[6] Kamar 823

177 27 5
                                    

Karina tahu betapa beratnya hari Shelda hari ini. Gadis itu sedang dalam kondisi yang tidak sehat sementara jadwal kuliahnya sudah penuh sedari tadi pagi hingga sore.

"Rin, gue balik ke asrama dulu ya." pamit Shelda yang hari ini enggan bergabung bersama teman-temannya untuk pergi makan bersama.

"Nggak mau nitip makanan sekalian?"
tanya Karina menawarkan kebaikan.

"Nggak usah. Gue minta roti lo yang di kamar boleh kan?"

"Iya, makan aja terus minum obat langsung tidur." ucap Karin penuh perhatian.

Shelda berjalan menuju kamarnya dengan sisa-sisa kesadaran yang ia kumpulkan dengan susah payah. Kepalanya pusing dan kedua matanya terasa berat untuk terbuka sepenuhnya.

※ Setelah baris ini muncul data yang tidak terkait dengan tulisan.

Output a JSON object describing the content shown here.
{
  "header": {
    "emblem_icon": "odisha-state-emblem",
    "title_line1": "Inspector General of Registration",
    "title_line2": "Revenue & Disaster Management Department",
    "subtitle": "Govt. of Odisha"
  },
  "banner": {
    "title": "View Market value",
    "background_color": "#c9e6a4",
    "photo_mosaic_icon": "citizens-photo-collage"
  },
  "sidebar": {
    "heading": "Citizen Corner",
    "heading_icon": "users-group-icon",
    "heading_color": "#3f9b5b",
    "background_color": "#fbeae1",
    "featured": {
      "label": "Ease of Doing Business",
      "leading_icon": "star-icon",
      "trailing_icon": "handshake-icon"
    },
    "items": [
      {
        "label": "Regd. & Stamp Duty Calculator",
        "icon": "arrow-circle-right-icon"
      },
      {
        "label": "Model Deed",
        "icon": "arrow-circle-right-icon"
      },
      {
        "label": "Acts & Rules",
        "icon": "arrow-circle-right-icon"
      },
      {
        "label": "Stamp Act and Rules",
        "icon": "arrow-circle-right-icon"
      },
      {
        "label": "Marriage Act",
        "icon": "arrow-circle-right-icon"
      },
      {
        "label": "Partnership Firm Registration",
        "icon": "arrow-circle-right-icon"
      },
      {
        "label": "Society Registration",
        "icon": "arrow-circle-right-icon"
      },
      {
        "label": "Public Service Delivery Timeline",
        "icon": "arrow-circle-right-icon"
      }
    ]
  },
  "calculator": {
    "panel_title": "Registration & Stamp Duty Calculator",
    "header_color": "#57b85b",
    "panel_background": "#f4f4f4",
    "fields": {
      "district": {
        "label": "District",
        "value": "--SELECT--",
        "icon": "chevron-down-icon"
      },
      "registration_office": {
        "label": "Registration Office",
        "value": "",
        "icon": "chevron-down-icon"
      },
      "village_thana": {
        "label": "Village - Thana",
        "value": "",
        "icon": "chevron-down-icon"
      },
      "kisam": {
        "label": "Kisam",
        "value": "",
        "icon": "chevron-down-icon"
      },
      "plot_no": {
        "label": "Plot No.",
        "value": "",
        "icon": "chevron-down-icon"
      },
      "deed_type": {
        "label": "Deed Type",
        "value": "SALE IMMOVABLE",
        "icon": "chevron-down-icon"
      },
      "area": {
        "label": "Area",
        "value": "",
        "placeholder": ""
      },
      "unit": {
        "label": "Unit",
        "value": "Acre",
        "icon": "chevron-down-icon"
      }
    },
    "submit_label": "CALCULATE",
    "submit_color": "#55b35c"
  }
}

Ia menyandarkan punggung di ujung lift sambil memejamkan mata sejenak sebelum pintu lift kembali terbuka.

Di tengah-tengah kesadarannya yang kian lama kian menipis ini, suara lift berbunyi dan pintunya terbuka. Gadis itu melangkah keluar lalu berbelok ke kiri kemudian menyususri lorong hingga ujung. Kamarnya memang terletak di bagian paling ujung. Ia memasukkan kartu untuk membuka pintu tapi tak kunjung terbuka.

"Siapa sih?" tanya pemilik kamar keheranan. Seingatnya, teman sekamarnya pergi ke luar kota untuk keperluan kelas. Lalu siapa yang sekarang sedang kesusahan membuka pintu kamar?

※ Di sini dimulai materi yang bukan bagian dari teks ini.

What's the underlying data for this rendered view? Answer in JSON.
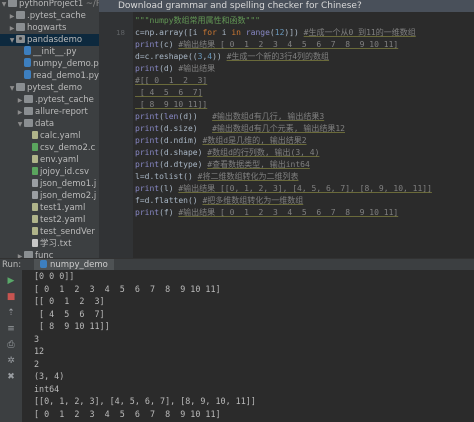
{
  "project_tree": {
    "items": [
      {
        "label": "pythonProject1",
        "suffix": "~/Pyt",
        "icon": "folder-icon",
        "indent": 0,
        "arrow": "down"
      },
      {
        "label": ".pytest_cache",
        "icon": "folder-icon",
        "indent": 1,
        "arrow": "right"
      },
      {
        "label": "hogwarts",
        "icon": "folder-icon",
        "indent": 1,
        "arrow": "right"
      },
      {
        "label": "pandasdemo",
        "icon": "package-icon",
        "indent": 1,
        "arrow": "down",
        "selected": true
      },
      {
        "label": "__init__.py",
        "icon": "python-file-icon",
        "indent": 2
      },
      {
        "label": "numpy_demo.py",
        "icon": "python-file-icon",
        "indent": 2
      },
      {
        "label": "read_demo1.py",
        "icon": "python-file-icon",
        "indent": 2
      },
      {
        "label": "pytest_demo",
        "icon": "folder-icon",
        "indent": 1,
        "arrow": "down"
      },
      {
        "label": ".pytest_cache",
        "icon": "folder-icon",
        "indent": 2,
        "arrow": "right"
      },
      {
        "label": "allure-report",
        "icon": "folder-icon",
        "indent": 2,
        "arrow": "right"
      },
      {
        "label": "data",
        "icon": "folder-icon",
        "indent": 2,
        "arrow": "down"
      },
      {
        "label": "calc.yaml",
        "icon": "yaml-file-icon",
        "indent": 3
      },
      {
        "label": "csv_demo2.c",
        "icon": "csv-file-icon",
        "indent": 3
      },
      {
        "label": "env.yaml",
        "icon": "yaml-file-icon",
        "indent": 3
      },
      {
        "label": "jojoy_id.csv",
        "icon": "csv-file-icon",
        "indent": 3
      },
      {
        "label": "json_demo1.j",
        "icon": "file-icon",
        "indent": 3
      },
      {
        "label": "json_demo2.j",
        "icon": "file-icon",
        "indent": 3
      },
      {
        "label": "test1.yaml",
        "icon": "yaml-file-icon",
        "indent": 3
      },
      {
        "label": "test2.yaml",
        "icon": "yaml-file-icon",
        "indent": 3
      },
      {
        "label": "test_sendVer",
        "icon": "yaml-file-icon",
        "indent": 3
      },
      {
        "label": "学习.txt",
        "icon": "text-file-icon",
        "indent": 3
      },
      {
        "label": "func",
        "icon": "folder-icon",
        "indent": 2,
        "arrow": "right"
      },
      {
        "label": "log",
        "icon": "folder-icon",
        "indent": 2,
        "arrow": "right"
      }
    ]
  },
  "notification": {
    "text": "Download grammar and spelling checker for Chinese?"
  },
  "editor": {
    "line_numbers": [
      "",
      "18",
      "",
      "",
      "",
      "",
      "",
      "",
      "",
      "",
      "",
      "",
      "",
      "",
      "",
      "",
      "",
      "",
      "",
      "",
      ""
    ],
    "lines": [
      {
        "segments": [
          {
            "t": "\"\"\"numpy数组常用属性和函数\"\"\"",
            "c": "doc"
          }
        ]
      },
      {
        "segments": [
          {
            "t": "c",
            "c": "plain"
          },
          {
            "t": "=np.array([i ",
            "c": "plain"
          },
          {
            "t": "for",
            "c": "kw"
          },
          {
            "t": " i ",
            "c": "plain"
          },
          {
            "t": "in",
            "c": "kw"
          },
          {
            "t": " ",
            "c": "plain"
          },
          {
            "t": "range",
            "c": "fn"
          },
          {
            "t": "(",
            "c": "plain"
          },
          {
            "t": "12",
            "c": "num"
          },
          {
            "t": ")]) ",
            "c": "plain"
          },
          {
            "t": "#生成一个从0 到11的一维数组",
            "c": "cmt-u"
          }
        ]
      },
      {
        "segments": [
          {
            "t": "print",
            "c": "fn"
          },
          {
            "t": "(c) ",
            "c": "plain"
          },
          {
            "t": "#输出结果 [ 0  1  2  3  4  5  6  7  8  9 10 11]",
            "c": "cmt-u"
          }
        ]
      },
      {
        "segments": [
          {
            "t": "d=c.reshape((",
            "c": "plain"
          },
          {
            "t": "3",
            "c": "num"
          },
          {
            "t": ",",
            "c": "plain"
          },
          {
            "t": "4",
            "c": "num"
          },
          {
            "t": ")) ",
            "c": "plain"
          },
          {
            "t": "#生成一个新的3行4列的数组",
            "c": "cmt-u"
          }
        ]
      },
      {
        "segments": [
          {
            "t": "print",
            "c": "fn"
          },
          {
            "t": "(d) ",
            "c": "plain"
          },
          {
            "t": "#输出结果",
            "c": "cmt"
          }
        ]
      },
      {
        "segments": [
          {
            "t": "#[[ 0  1  2  3]",
            "c": "cmt-u"
          }
        ]
      },
      {
        "segments": [
          {
            "t": " [ 4  5  6  7]",
            "c": "cmt-u"
          }
        ]
      },
      {
        "segments": [
          {
            "t": " [ 8  9 10 11]]",
            "c": "cmt-u"
          }
        ]
      },
      {
        "segments": [
          {
            "t": "print",
            "c": "fn"
          },
          {
            "t": "(",
            "c": "plain"
          },
          {
            "t": "len",
            "c": "fn"
          },
          {
            "t": "(d))   ",
            "c": "plain"
          },
          {
            "t": "#输出数组d有几行, 输出结果3",
            "c": "cmt-u"
          }
        ]
      },
      {
        "segments": [
          {
            "t": "print",
            "c": "fn"
          },
          {
            "t": "(d.size)   ",
            "c": "plain"
          },
          {
            "t": "#输出数组d有几个元素, 输出结果12",
            "c": "cmt-u"
          }
        ]
      },
      {
        "segments": [
          {
            "t": "print",
            "c": "fn"
          },
          {
            "t": "(d.ndim) ",
            "c": "plain"
          },
          {
            "t": "#数组d是几维的, 输出结果2",
            "c": "cmt-u"
          }
        ]
      },
      {
        "segments": [
          {
            "t": "print",
            "c": "fn"
          },
          {
            "t": "(d.shape) ",
            "c": "plain"
          },
          {
            "t": "#数组d的行列数, 输出(3, 4)",
            "c": "cmt-u"
          }
        ]
      },
      {
        "segments": [
          {
            "t": "print",
            "c": "fn"
          },
          {
            "t": "(d.dtype) ",
            "c": "plain"
          },
          {
            "t": "#查看数据类型, 输出int64",
            "c": "cmt-u"
          }
        ]
      },
      {
        "segments": [
          {
            "t": "l",
            "c": "plain"
          },
          {
            "t": "=d.tolist() ",
            "c": "plain"
          },
          {
            "t": "#将二维数组转化为二维列表",
            "c": "cmt-u"
          }
        ]
      },
      {
        "segments": [
          {
            "t": "print",
            "c": "fn"
          },
          {
            "t": "(l) ",
            "c": "plain"
          },
          {
            "t": "#输出结果 [[0, 1, 2, 3], [4, 5, 6, 7], [8, 9, 10, 11]]",
            "c": "cmt-u"
          }
        ]
      },
      {
        "segments": [
          {
            "t": "f",
            "c": "plain"
          },
          {
            "t": "=d.flatten() ",
            "c": "plain"
          },
          {
            "t": "#把多维数组转化为一维数组",
            "c": "cmt-u"
          }
        ]
      },
      {
        "segments": [
          {
            "t": "print",
            "c": "fn"
          },
          {
            "t": "(f) ",
            "c": "plain"
          },
          {
            "t": "#输出结果 [ 0  1  2  3  4  5  6  7  8  9 10 11]",
            "c": "cmt-u"
          }
        ]
      }
    ]
  },
  "run": {
    "label": "Run:",
    "tab_label": "numpy_demo",
    "output": [
      "[0 0 0]]",
      "[ 0  1  2  3  4  5  6  7  8  9 10 11]",
      "[[ 0  1  2  3]",
      " [ 4  5  6  7]",
      " [ 8  9 10 11]]",
      "3",
      "12",
      "2",
      "(3, 4)",
      "int64",
      "[[0, 1, 2, 3], [4, 5, 6, 7], [8, 9, 10, 11]]",
      "[ 0  1  2  3  4  5  6  7  8  9 10 11]"
    ],
    "tools": [
      "rerun-icon",
      "stop-icon",
      "pin-icon",
      "soft-wrap-icon",
      "print-icon",
      "settings-icon",
      "delete-icon"
    ]
  }
}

Wajah Bram bingung menatap perempuan yang nyaris jatuh pingsan di depannya. Ia buru-buru meraih tubuh itu sebelum benar-benar jatuh ke lantai.

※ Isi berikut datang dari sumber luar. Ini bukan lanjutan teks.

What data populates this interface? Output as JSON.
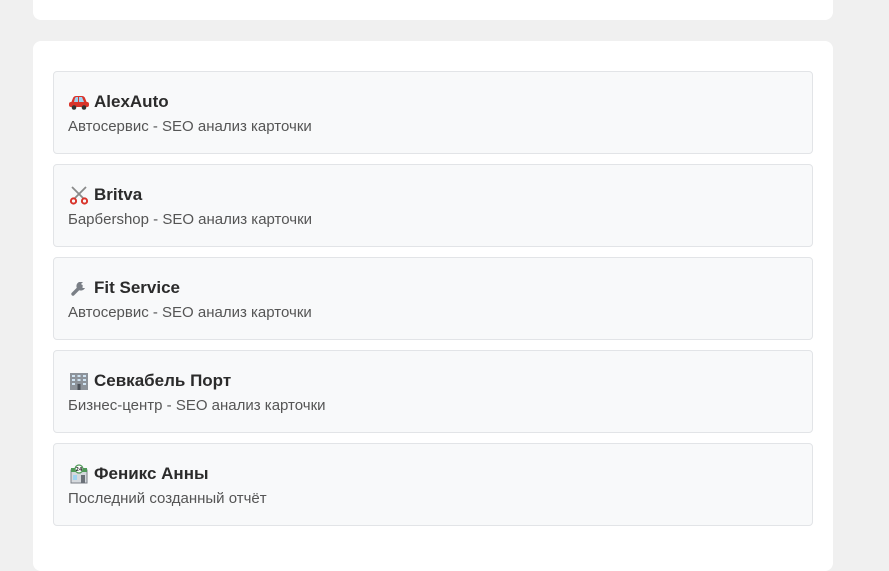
{
  "reports": [
    {
      "icon": "car-icon",
      "title": "AlexAuto",
      "subtitle": "Автосервис - SEO анализ карточки"
    },
    {
      "icon": "scissors-icon",
      "title": "Britva",
      "subtitle": "Барбershop - SEO анализ карточки"
    },
    {
      "icon": "wrench-icon",
      "title": "Fit Service",
      "subtitle": "Автосервис - SEO анализ карточки"
    },
    {
      "icon": "office-building-icon",
      "title": "Севкабель Порт",
      "subtitle": "Бизнес-центр - SEO анализ карточки"
    },
    {
      "icon": "convenience-store-icon",
      "title": "Феникс Анны",
      "subtitle": "Последний созданный отчёт"
    }
  ]
}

Ia membaringkan tubuh gadis itu di atas ranjangnya yang berantakan. "Ini cewek sebelah bukan, sih?"

Ia meraih kartu kamar yang masih berada di tangan gadis itu lalu meletakkannya ke meja belajar. Ditatapnya lekat-lekat perempuan yang sedang terpejam di atas ranjangnya itu. Dahinya nampak berkeringat, wajah dan bibirnya pucat, kontras dengan hidungnya yang nampak memerah.

Ia mengulurkan tangan demi menyentuh dahi gadis itu, "Panas gini."

Bram menghela nafas lalu berkacak pinggang. "Sekalinya ketemu kenapa nyusahin, sih?" omelnya.

Ia tidak pernah bernar-benar berinteraksi dengan tetangganya ini, tetapi sekali mereka berhadapan seperti sekarang, kenapa harus dalam situasi seperti ini sih? Benar-benar menyusahkan bagi Bram.

Ia membongkar lemarinya yang sedari awal tidak pernah rapi lalu menarik sebuah handuk kecil yang biasa ia gunakan saat di gym.

"Untung udah gue cuci nih kemarin." ujarnya bermonolog di depan cermin kamar mandi seraya membasahi handuk itu.

Ia kembali ke samping ranjang dan meletakkan handuk basah itu ke dahi si gadis. Bram cuman bisa berharap teman gadis itu segera kembali dan membawanya keluar dari sini. Dia merasa tidak pantas untuk masuk ke kamar gadis itu meski kuncinya tergeletak di atas meja belajarnya. Lagipula dia juga tidak akan berani meninggalkan gadis itu sendirian, bagaimana kalau kondisi gadis itu semakin parah? Dia tidak mau kamar sebelahnya jadi berhantu.

Setiap beberapa menit sekali ia meraih handuk dari dahi gadis itu, membasahinya kembali.

"Oma," rintih gadis itu masih dengan mata terpejam.

"823," panggil Bram yang tidak tahu pasti nama gadis itu.

"Oma," kedua mata gadis itu mengerjap, mengumpulkan kesadaran semampunya.

"Hi, halo." ucap Bram sambil melambaikan tangan kedepan mata gadis yang baru tersadar itu.

"Who are you?" tanya Shelda yang pandangannya masih buram.

"Tetangga lo." Bram menjawab santai.

"Hah?" gadis itu buru-buru mengangkat punggungnya dari ranjang.

"Orang Ind—"

"Iya." Bram memutus ucapan gadis itu, membuatnya melongo. Perempuan itu melipat kedua lengannya di atas lutut lalu menelungkupkan kepalanya. Kepalanya masih pusing.

"Gue mimpi apa sih ya Tuhan... ." lirihan gadis itu masih dapat Bram dengar.

"Bangun sana, balik ke kamar lo sendiri." usirnya pada Shelda yang masih belum baikan dari demamnya.